Ideas don’t happen inside our head. We know this sounds crazy. But it’s true. Let's examine:
Where Ideas Do Come From:
For so long we have assumed wrongly that thinking happens in the head. This isn’t some far fetched new age nonsense that we are referencing — but the critical science of Embodied Cognition. It is also not an obscure area of science that has nothing to do with creativity or innovation. Understanding where and how ideas — especially novel ideas come about, is critical to all forms of creativity and innovation — so why wouldn’t we be super interested in the astonishing fact that thinking does not happen in the brain?
Does this mean the brain does not matter? — of course not, for us humans having a brain is necessary for thinking.
Thinking requires a body in collaborative action while embedded in an environment using tools and working with others. Ideas emerge from the middle of this relationship -- not from any one place in the system. Evan Thompson makes the analogy: imagining thinking happens in the brain is like cutting open a bird wing hoping to find "flight".
To have new ideas requires more than the usual resources of modestly augmented brainstorming. Real methods of creativity and innovation need to engage with the embodied cognition revolution and develop new engaged, and embodied experimental practices.
This article from the NY Times How to Think Outside Your Brain provides a good introduction to the field. Here is a wonderful quote to get you interested:
“But there are other resources, perhaps even more powerful, that we often overlook. For example, our bodies. The burgeoning field of embodied cognition has demonstrated that the body — its sensations, gestures and movements — plays an integral role in the thought processes that we usually locate above the neck. The body is especially adept at alerting us to patterns of events and experience, patterns that are too complex to be held in the conscious mind. When a scenario we encountered before crops up again, the body gives us a nudge: communicating with a shiver or a sigh, a quickening of the breath or a tensing of the muscles. Those who are attuned to such cues can use them to make more-informed decisions. A study led by a team of economists and neuroscientists in Britain, for instance, reported that financial traders who were better at detecting their heartbeats — a standard test of what is known as interoception, or the ability to perceive internal signals — made more profitable investments and lasted longer in that notoriously volatile profession.”
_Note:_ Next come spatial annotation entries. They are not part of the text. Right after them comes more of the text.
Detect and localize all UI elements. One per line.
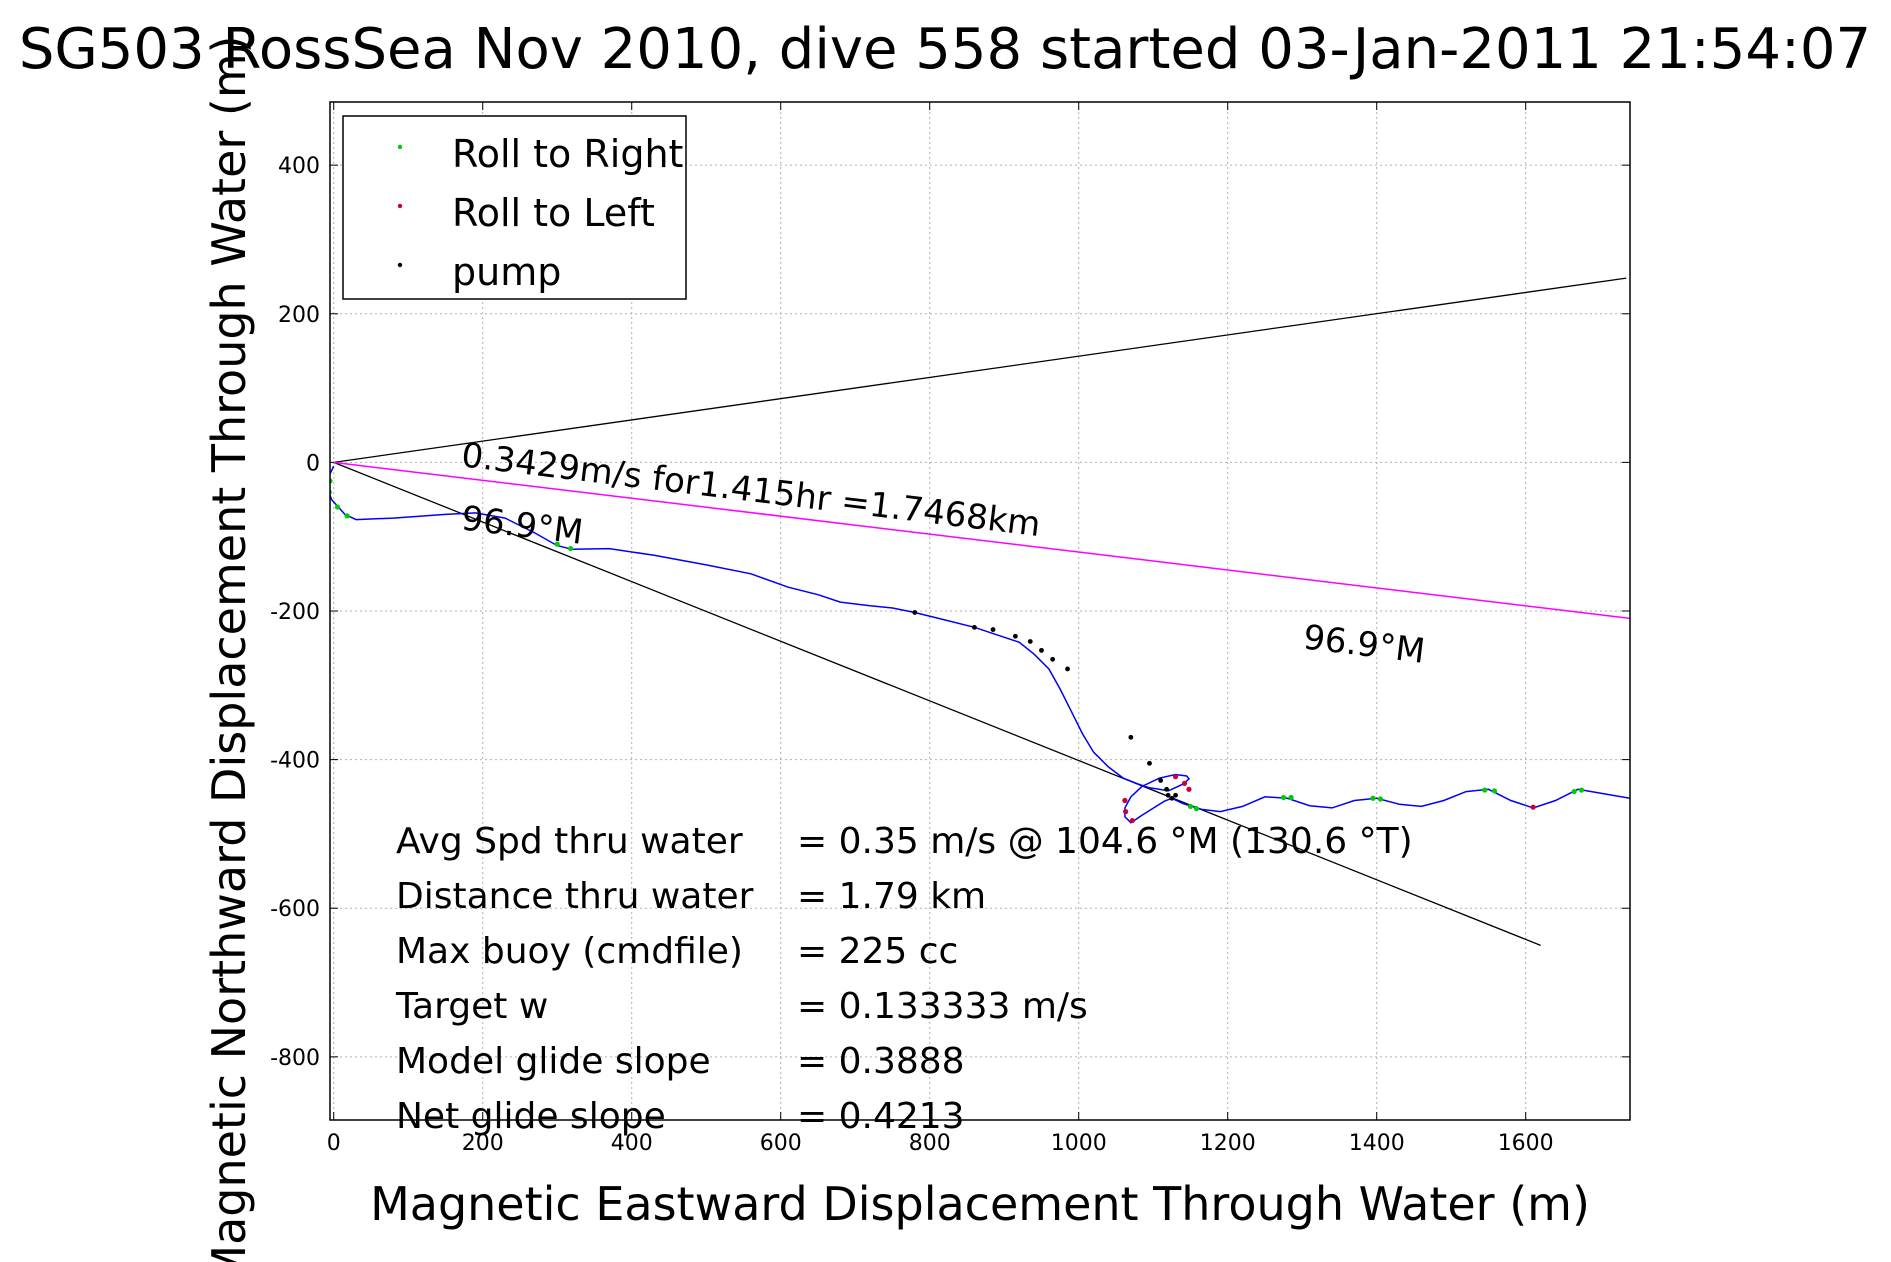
stat-label: Max buoy (cmdfile) xyxy=(396,931,743,972)
roll-left-point xyxy=(1172,774,1179,780)
track-layer xyxy=(330,465,1630,824)
reference-lines xyxy=(333,277,1630,946)
pump-point xyxy=(990,627,996,632)
stat-value: = 1.79 km xyxy=(797,876,986,917)
pump-point xyxy=(1158,778,1164,783)
pump-point xyxy=(1165,792,1171,798)
x-tick-label: 1400 xyxy=(1349,1131,1405,1156)
roll-right-point xyxy=(568,545,574,552)
y-tick-label: 400 xyxy=(278,154,320,179)
roll-right-point xyxy=(1193,806,1200,812)
stat-label: Avg Spd thru water xyxy=(396,821,743,862)
marker-points xyxy=(330,478,1585,824)
stat-value: = 0.35 m/s @ 104.6 °M (130.6 °T) xyxy=(797,821,1413,862)
pump-point xyxy=(1169,795,1175,801)
legend-marker xyxy=(397,203,403,209)
plot-frame xyxy=(329,101,1631,1121)
roll-right-point xyxy=(334,504,341,510)
stat-label: Distance thru water xyxy=(396,876,754,917)
roll-left-point xyxy=(1123,809,1129,815)
x-tick-label: 800 xyxy=(909,1131,951,1156)
y-tick-label: 0 xyxy=(306,451,320,476)
y-tick-label: -600 xyxy=(270,897,320,922)
roll-right-point xyxy=(1187,803,1194,810)
glider-track-line xyxy=(330,465,1630,824)
x-tick-label: 600 xyxy=(760,1131,802,1156)
roll-right-point xyxy=(1377,796,1384,802)
roll-right-point xyxy=(1280,794,1287,801)
stat-label: Target w xyxy=(395,986,548,1027)
legend-marker xyxy=(397,144,403,150)
axis-ticks: 0 200 400 600 800 1000 1200 1400 1600 -800 -600 -40… xyxy=(270,102,1630,1156)
roll-right-point xyxy=(1578,787,1585,793)
x-tick-label: 1600 xyxy=(1498,1131,1554,1156)
stat-value: = 0.133333 m/s xyxy=(797,986,1088,1027)
heading-bound-line xyxy=(333,277,1627,464)
net-heading-line xyxy=(333,461,1630,620)
x-tick-label: 400 xyxy=(611,1131,653,1156)
stat-value: = 0.4213 xyxy=(797,1096,965,1137)
roll-right-point xyxy=(344,513,350,519)
roll-right-point xyxy=(554,541,560,547)
stats-block: Avg Spd thru water = 0.35 m/s @ 104.6 °M … xyxy=(395,821,1413,1137)
roll-right-point xyxy=(1288,794,1294,801)
legend-label: Roll to Right xyxy=(452,132,683,176)
pump-point xyxy=(1050,656,1056,662)
pump-point xyxy=(1164,786,1170,792)
y-tick-label: 200 xyxy=(278,303,320,328)
chart-title: SG503 RossSea Nov 2010, dive 558 started… xyxy=(19,17,1871,82)
legend-label: pump xyxy=(452,250,561,294)
stat-value: = 225 cc xyxy=(797,931,958,972)
y-tick-label: -200 xyxy=(270,600,320,625)
stat-label: Model glide slope xyxy=(396,1041,711,1082)
pump-point xyxy=(1173,792,1178,798)
roll-right-point xyxy=(1491,788,1498,794)
pump-point xyxy=(1128,734,1134,740)
pump-point xyxy=(1147,760,1152,766)
y-axis-label: Magnetic Northward Displacement Through … xyxy=(202,35,256,1262)
x-tick-label: 0 xyxy=(327,1131,341,1156)
x-tick-label: 200 xyxy=(462,1131,504,1156)
pump-point xyxy=(1039,647,1044,653)
pump-point xyxy=(1065,666,1070,672)
stat-value: = 0.3888 xyxy=(797,1041,965,1082)
roll-left-point xyxy=(1129,817,1135,824)
x-tick-label: 1000 xyxy=(1051,1131,1107,1156)
x-axis-label: Magnetic Eastward Displacement Through W… xyxy=(370,1177,1590,1231)
legend-marker xyxy=(397,262,403,268)
y-tick-label: -400 xyxy=(270,749,320,774)
stat-label: Net glide slope xyxy=(396,1096,666,1137)
roll-left-point xyxy=(1122,797,1128,804)
roll-right-point xyxy=(1370,795,1376,801)
roll-left-point xyxy=(1181,780,1188,786)
pump-point xyxy=(1027,639,1033,644)
pump-point xyxy=(912,610,918,615)
roll-left-point xyxy=(1530,804,1536,810)
legend-label: Roll to Left xyxy=(452,191,655,235)
roll-right-point xyxy=(1482,787,1488,793)
y-tick-label: -800 xyxy=(270,1046,320,1071)
pump-point xyxy=(972,624,977,630)
x-tick-label: 1200 xyxy=(1200,1131,1256,1156)
legend: Roll to Right Roll to Left pump xyxy=(342,115,687,300)
roll-right-point xyxy=(1571,788,1577,795)
grid-lines xyxy=(330,102,1630,1120)
pump-point xyxy=(1012,633,1018,639)
heading-bound-line xyxy=(333,461,1541,946)
roll-left-point xyxy=(1186,786,1192,792)
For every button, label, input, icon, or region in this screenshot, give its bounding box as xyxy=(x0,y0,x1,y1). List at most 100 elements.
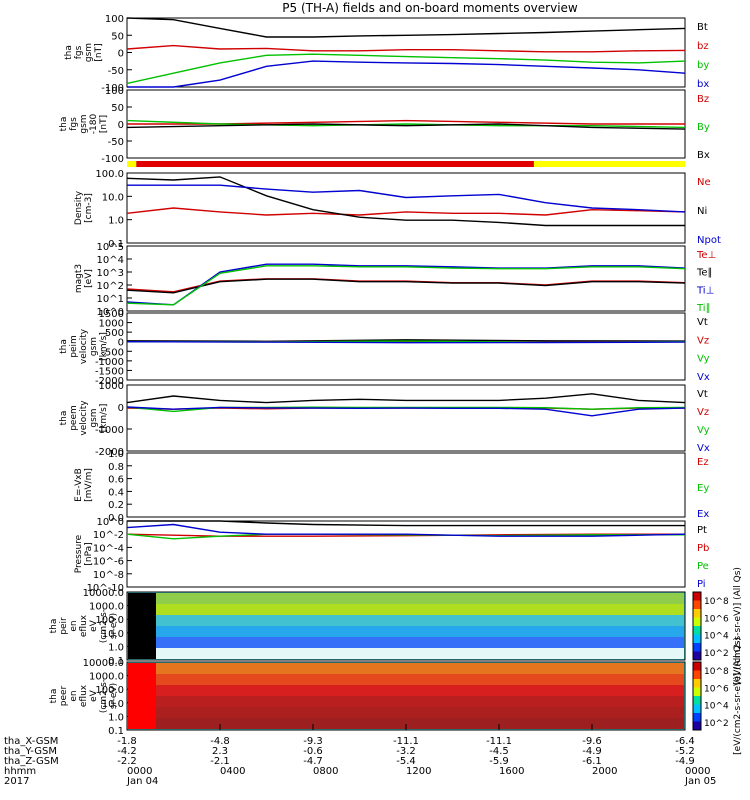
series-line-Ne xyxy=(126,207,686,216)
y-tick-label: 50 xyxy=(111,31,124,42)
heatmap-early-block xyxy=(128,663,156,729)
y-tick-label: 1000 xyxy=(99,381,124,392)
x-row-value: Jan 04 xyxy=(126,776,158,787)
heatmap-band xyxy=(128,663,684,674)
y-tick-label: -2000 xyxy=(95,376,124,387)
y-tick-label: 10^4 xyxy=(97,255,124,266)
y-axis-label-line: [cm-3] xyxy=(84,193,94,223)
y-tick-label: -50 xyxy=(108,66,124,77)
y-axis-label-line: [nT] xyxy=(94,43,104,61)
y-tick-label: 1000 xyxy=(99,319,124,330)
series-line-Pt xyxy=(127,520,685,527)
y-tick-label: 10^1 xyxy=(97,294,124,305)
colorbar-tick-label: 10^2 xyxy=(704,649,729,659)
x-row-label-1: tha_Y-GSM xyxy=(4,746,57,757)
y-tick-label: 500 xyxy=(105,328,124,339)
y-tick-label: 1000.0 xyxy=(89,672,124,683)
y-axis-label-line: peim xyxy=(69,335,79,358)
x-row-value: 1200 xyxy=(406,766,431,777)
x-row-value: -5.2 xyxy=(675,746,695,757)
y-tick-label: 10.0 xyxy=(102,699,124,710)
heatmap-band xyxy=(128,637,684,648)
y-axis-label-line: gsm xyxy=(89,408,99,427)
panel-peer-en-eflux: 10000.0 1000.0 100.0 10.0 1.0 0.1 tha peer en efl… xyxy=(49,637,743,755)
legend-by: by xyxy=(697,60,709,71)
series-line-Vx xyxy=(126,341,686,344)
legend-Vt: Vt xyxy=(697,317,708,328)
heatmap-band xyxy=(128,593,684,604)
heatmap-band xyxy=(128,604,684,615)
y-axis-label-line: Density xyxy=(74,190,84,225)
colorbar-segment xyxy=(693,679,701,688)
y-tick-label: 0.4 xyxy=(108,487,124,498)
y-tick-label: 10^0 xyxy=(97,517,124,528)
heatmap-band xyxy=(128,718,684,729)
series-line-by xyxy=(126,53,686,85)
y-tick-label: 100 xyxy=(105,14,124,25)
colorbar-label: [eV/(cm2-s-sr-eV)] (All Qs) xyxy=(733,637,743,755)
legend-Ni: Ni xyxy=(697,206,707,217)
y-tick-label: 0 xyxy=(118,338,124,349)
y-axis-label-line: sr-eV) xyxy=(109,683,119,709)
x-row-value: -11.1 xyxy=(486,736,512,747)
y-tick-label: 0.6 xyxy=(108,475,124,486)
colorbar-label: [eV/(cm2-s-sr-eV)] (All Qs) xyxy=(733,567,743,685)
colorbar-tick-label: 10^4 xyxy=(704,632,729,642)
legend-Npot: Npot xyxy=(697,235,721,246)
panel-fgs-gse: 100 50 0 -50 -100 tha fgs gsm -180 [nT] Bz By Bx xyxy=(59,86,710,165)
figure-title: P5 (TH-A) fields and on-board moments ov… xyxy=(282,1,578,15)
x-row-value: -0.6 xyxy=(303,746,323,757)
x-row-value: -2.2 xyxy=(117,756,137,767)
colorbar-segment xyxy=(693,600,701,610)
x-row-value: Jan 05 xyxy=(684,776,716,787)
heatmap-early-block xyxy=(128,593,156,659)
y-axis-label-line: tha xyxy=(49,689,59,704)
y-tick-label: 1500 xyxy=(99,309,124,320)
series-line-Npot xyxy=(127,184,686,213)
x-row-value: 2000 xyxy=(592,766,617,777)
y-axis-label-line: tha xyxy=(59,117,69,132)
panel-frame xyxy=(126,452,686,518)
y-axis-label-line: fgs xyxy=(69,117,79,131)
colorbar-segment xyxy=(693,592,701,601)
y-tick-label: 100.0 xyxy=(95,685,124,696)
legend-Vy: Vy xyxy=(697,425,710,436)
series-line-Bt xyxy=(126,17,686,38)
y-tick-label: 10^-6 xyxy=(93,557,124,568)
series-line-Ti⊥ xyxy=(126,263,686,306)
colorbar-segment xyxy=(693,617,701,627)
legend-Te⊥: Te⊥ xyxy=(696,250,716,261)
y-axis-label-line: -180 xyxy=(89,114,99,135)
y-tick-label: 0.0 xyxy=(108,513,124,524)
x-row-label-4: 2017 xyxy=(4,776,29,787)
y-axis-label-line: tha xyxy=(59,411,69,426)
legend-Ez: Ez xyxy=(697,457,709,468)
y-axis-label-line: en xyxy=(69,690,79,701)
y-tick-label: 1.0 xyxy=(108,712,124,723)
x-row-value: -9.6 xyxy=(582,736,602,747)
y-axis-label: Density [cm-3] xyxy=(74,190,94,225)
colorbar-segment xyxy=(693,634,701,644)
y-axis-label-line: tha xyxy=(64,45,74,60)
x-row-value: -1.8 xyxy=(117,736,137,747)
x-row-value: -4.7 xyxy=(303,756,323,767)
legend-Pe: Pe xyxy=(697,561,709,572)
colorbar: 10^8 10^6 10^4 10^2 [eV/(cm2-s-sr-eV)] (All … xyxy=(692,637,743,755)
heatmap-band xyxy=(128,674,684,685)
x-row-value: -5.9 xyxy=(489,756,509,767)
series-line-Ni xyxy=(126,176,685,227)
y-tick-label: -2000 xyxy=(95,447,124,458)
series-line-bx xyxy=(127,60,686,88)
x-row-label-3: hhmm xyxy=(4,766,36,777)
panel-frame xyxy=(126,312,686,381)
x-row-value: -5.4 xyxy=(396,756,416,767)
heatmap-band xyxy=(128,615,684,626)
y-tick-label: -100 xyxy=(101,83,124,94)
y-axis-label-line: eV xyxy=(89,689,99,702)
x-row-value: 0800 xyxy=(313,766,338,777)
x-row-value: -4.8 xyxy=(210,736,230,747)
x-row-label-0: tha_X-GSM xyxy=(4,736,58,747)
panel-frame xyxy=(126,245,686,312)
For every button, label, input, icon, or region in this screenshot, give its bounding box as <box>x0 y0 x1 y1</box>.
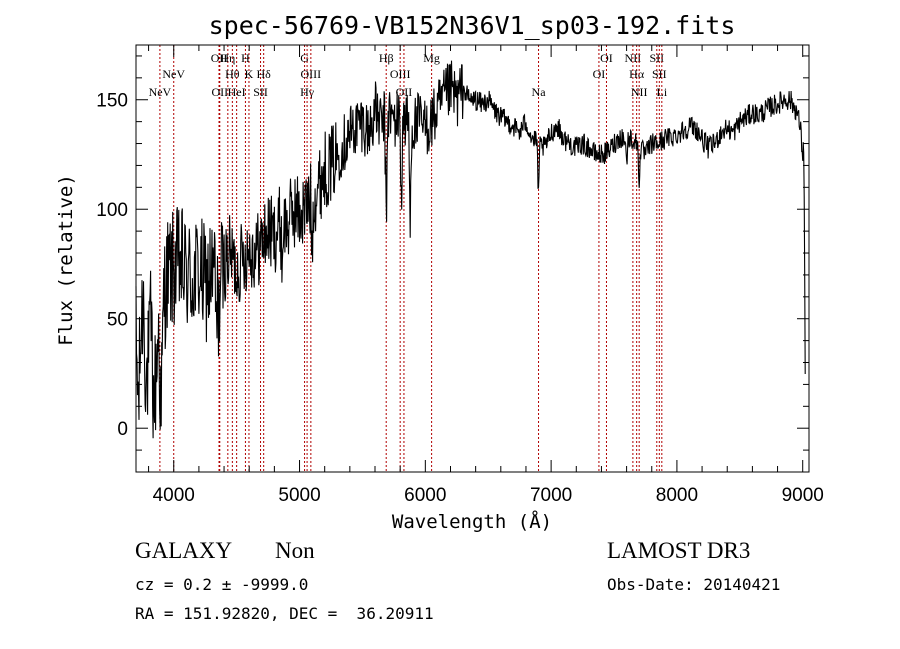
line-marker-label: K <box>245 67 254 81</box>
axis-ticks <box>136 45 809 472</box>
axis-tick-labels: 4000 5000 6000 7000 8000 9000 0 50 100 150 <box>96 91 824 506</box>
survey-label: LAMOST DR3 <box>607 538 751 563</box>
line-marker-label: NeV <box>149 85 172 99</box>
line-marker-label: HeI <box>228 85 246 99</box>
line-marker-label: SII <box>253 85 268 99</box>
line-marker-label: H <box>241 51 250 65</box>
line-marker-label: OII <box>211 85 228 99</box>
object-subclass: Non <box>275 538 315 563</box>
line-marker-label: Hδ <box>257 67 272 81</box>
chart-title: spec-56769-VB152N36V1_sp03-192.fits <box>209 11 736 40</box>
x-axis-label: Wavelength (Å) <box>392 510 552 533</box>
x-tick-label: 8000 <box>656 485 698 506</box>
line-marker-label: OIII <box>301 67 322 81</box>
line-marker-label: OII <box>396 85 413 99</box>
y-axis-label: Flux (relative) <box>55 174 77 346</box>
line-marker-label: G <box>300 51 309 65</box>
x-tick-label: 7000 <box>530 485 572 506</box>
x-tick-label: 6000 <box>404 485 446 506</box>
line-marker-label: SII <box>652 67 667 81</box>
line-marker-label: Na <box>532 85 547 99</box>
spectrum-line <box>135 60 806 439</box>
line-marker-label: NII <box>631 85 648 99</box>
plot-frame <box>135 44 810 473</box>
x-tick-label: 9000 <box>782 485 824 506</box>
obs-date-label: Obs-Date: 20140421 <box>607 575 781 594</box>
object-class: GALAXY <box>135 538 233 563</box>
y-tick-label: 0 <box>117 419 128 440</box>
line-marker-label: OI <box>600 51 613 65</box>
spectrum-series <box>135 60 806 439</box>
line-marker-label: Hγ <box>300 85 315 99</box>
line-marker-label: Hβ <box>379 51 394 65</box>
y-tick-label: 50 <box>107 310 128 331</box>
line-marker-label: OIII <box>390 67 411 81</box>
coordinates-label: RA = 151.92820, DEC = 36.20911 <box>135 604 434 623</box>
line-marker-label: NeV <box>162 67 185 81</box>
y-tick-label: 100 <box>96 200 128 221</box>
line-marker-label: Mg <box>423 51 440 65</box>
line-marker-label: SII <box>649 51 664 65</box>
line-marker-label: Hη <box>220 51 235 65</box>
x-tick-label: 5000 <box>278 485 320 506</box>
y-tick-label: 150 <box>96 91 128 112</box>
line-marker-label: Li <box>656 85 667 99</box>
line-marker-label: OI <box>593 67 606 81</box>
line-marker-label: OII <box>211 51 228 65</box>
line-marker-label: Hα <box>629 67 645 81</box>
line-marker-label: Hθ <box>225 67 240 81</box>
redshift-label: cz = 0.2 ± -9999.0 <box>135 575 309 594</box>
x-tick-label: 4000 <box>153 485 195 506</box>
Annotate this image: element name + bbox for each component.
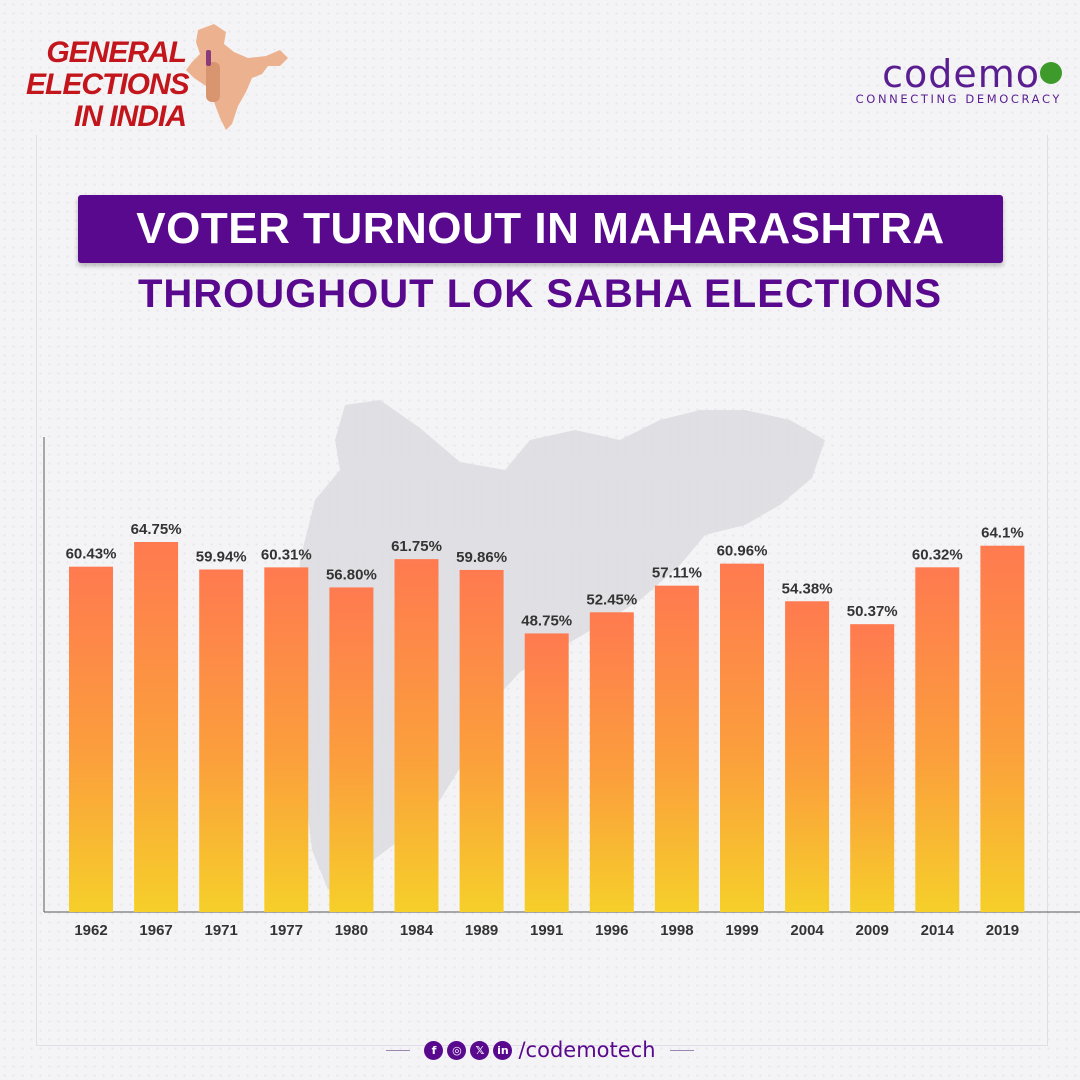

We've written a few more in-depth articles on the topic as well:
- Thinking Is Not in Your Head
- Volume 7: Thinking is Not in Your Head
A First Hand Account of Where Ideas Come From
Fall 2021 at Montclair State University Jason was teaching the course Introduction to Innovation and Entrepreneurship. The following description is a perfect example of how ideas don't happen in the head:
We were playing an innovation game we call the Paper Game. We use it to demonstrate the Innovation Design Approach and it's various stages that lead to novel paradigms.
I started by asking "What is writing?" looking for all the ways writing exists (we call this engage and disclose tasks detailing the matter of concern.)
15 students shared their thoughts and ideas. The number was unusually low for a topic everyone is so familiar. For whatever reason they were all locked up... could not generate more ideas.
In frustration I moved on to the next slide and task which asks the students to write something. Anything.
Off script I followed up the "write something" by asking again, "What is writing?"
20 hands flew up. We more than doubled the list disclosing what writing is in half the time.
Both my off script moment and the students connection with writing by doing, actually writing something, are examples of embodied cognition the NY Times article emphasizes. One must do, make, connect physically to the topic at hand to think, deeply. Beyond the obvious for the thoughts to flow.
At Emergent Futures Lab we like to say - "there are no ideas but in making."